“I know that you believe you understand what you think I said, but I’m not sure you realize that what you heard is not what I meant.”
~ Robert McCloskey
Interesting that when you try to look up for confusion as the tag word in an online search engine, a lot would come up without really defining what it is. What comes close would be a description of the state of confusion–as a failure to distinguish between two things. Confusion could arise from a simple non-distinction between a set of colors, such as red and orange; to as grave as truth and lie. And when the latter happens, we often find a case of psychological malfunction somewhere in this circumstance.
But isn’t it normal to not know what you want from what you already have? We may be able to list a lot of things that we wish we have and yet be at a loss for words when asked to enumerate what we already have. It is always that gap, that non-existing anything that we are preoccupied with, that sometimes creates a cloud of doubt, a shadow of envy, that prompts us to look the other way, all the time.
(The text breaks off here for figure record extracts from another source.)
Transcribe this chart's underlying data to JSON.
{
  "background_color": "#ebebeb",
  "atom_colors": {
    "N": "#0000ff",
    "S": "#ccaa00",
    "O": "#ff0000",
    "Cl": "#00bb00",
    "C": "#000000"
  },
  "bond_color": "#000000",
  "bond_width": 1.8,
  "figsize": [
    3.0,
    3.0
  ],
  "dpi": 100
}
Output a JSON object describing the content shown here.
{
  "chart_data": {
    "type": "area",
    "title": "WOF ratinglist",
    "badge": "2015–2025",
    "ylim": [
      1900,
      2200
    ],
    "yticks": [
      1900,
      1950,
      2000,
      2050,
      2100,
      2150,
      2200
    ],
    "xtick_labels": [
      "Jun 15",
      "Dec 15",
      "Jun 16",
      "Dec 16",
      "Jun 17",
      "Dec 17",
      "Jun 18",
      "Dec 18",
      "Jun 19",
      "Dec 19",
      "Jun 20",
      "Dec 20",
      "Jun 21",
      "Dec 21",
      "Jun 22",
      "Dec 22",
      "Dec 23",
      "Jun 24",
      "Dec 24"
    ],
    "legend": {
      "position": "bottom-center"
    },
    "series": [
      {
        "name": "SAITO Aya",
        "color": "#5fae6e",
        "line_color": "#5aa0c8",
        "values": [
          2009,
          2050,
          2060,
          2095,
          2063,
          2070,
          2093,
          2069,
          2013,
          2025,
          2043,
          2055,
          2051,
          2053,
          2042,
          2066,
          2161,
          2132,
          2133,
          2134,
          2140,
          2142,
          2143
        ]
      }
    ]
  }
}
Why can’t we just face the mirror and look at ourselves straight into our eyes? Admission is key. Acceptance isn’t going to be far behind.
So to cast a shadow of disbelief, creates illusions that we will never be able to know what we truly want. We can only surmise that we will not discover what our lives are meant for if we are too busy searching for the answer, and fail to live the life we ought to have lived. Confusion is a wake up call. Dreams can be realities, if we want them to.